Hallucinations are becoming a major concern for businesses looking to incorporate generative AI models into their operations. These models, which lack true intelligence and simply predict data based on a private schema, have been known to generate false information. In a recent incident reported by The Wall Street Journal, Microsoft’s generative AI created imaginary meeting attendees and misrepresented the topics discussed during conference calls.
To address this issue, some generative AI vendors are touting a technical solution called retrieval augmented generation (RAG). This approach, pioneered by data scientist Patrick Lewis, involves retrieving relevant documents to provide context for the model to generate accurate responses. Companies like Squirro and SiftHub are using RAG technology to ensure zero hallucinations in the information generated by their AI models.
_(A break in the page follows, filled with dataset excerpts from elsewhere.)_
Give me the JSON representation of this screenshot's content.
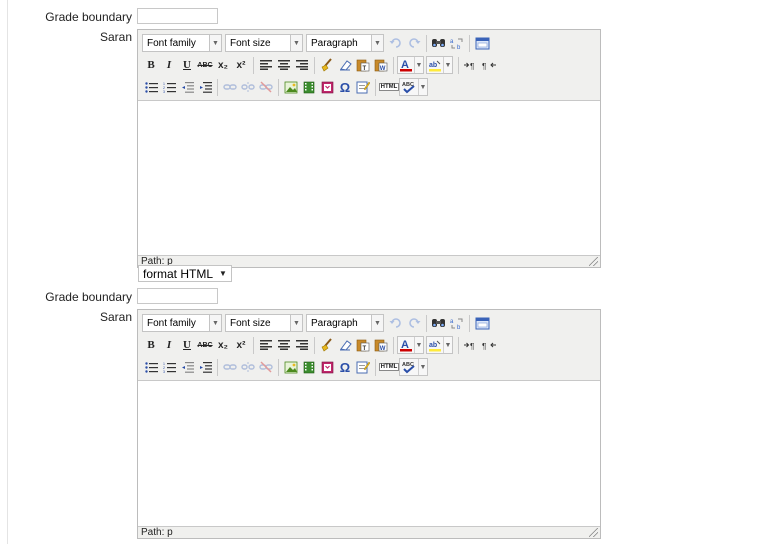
{
  "form": {
    "boundary_label": "Grade boundary",
    "saran_label": "Saran"
  },
  "toolbar": {
    "font_family": "Font family",
    "font_size": "Font size",
    "paragraph": "Paragraph",
    "bold": "B",
    "italic": "I",
    "underline": "U",
    "strike": "ABC",
    "subscript": "x₂",
    "superscript": "x²",
    "omega": "Ω",
    "html": "HTML"
  },
  "editor": {
    "path_label": "Path: p"
  },
  "format_select": {
    "value": "format HTML"
  },
  "colors": {
    "editor_border": "#bcbcbc",
    "toolbar_bg": "#f0f0ee",
    "text_color_red": "#cc0000",
    "highlight_yellow": "#ffeb3b"
  }
}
While RAG has proven to be useful in knowledge-intensive scenarios, such as answering factual questions, it has limitations when it comes to reasoning-intensive tasks like coding and math. Models can still get distracted by irrelevant content in documents or choose to rely on their parametric memory instead of the retrieved information.
Furthermore, implementing RAG can be costly in terms of hardware and compute resources needed to store and process retrieved documents. Despite ongoing efforts to improve the efficiency of RAG, it is clear that this technology is not a foolproof solution to eliminate all hallucinations in AI models.
In conclusion, while RAG can help reduce the occurrence of hallucinations in generative AI models, it is not a perfect solution. Businesses should be cautious of vendors claiming to have completely solved the issue of AI-generated misinformation.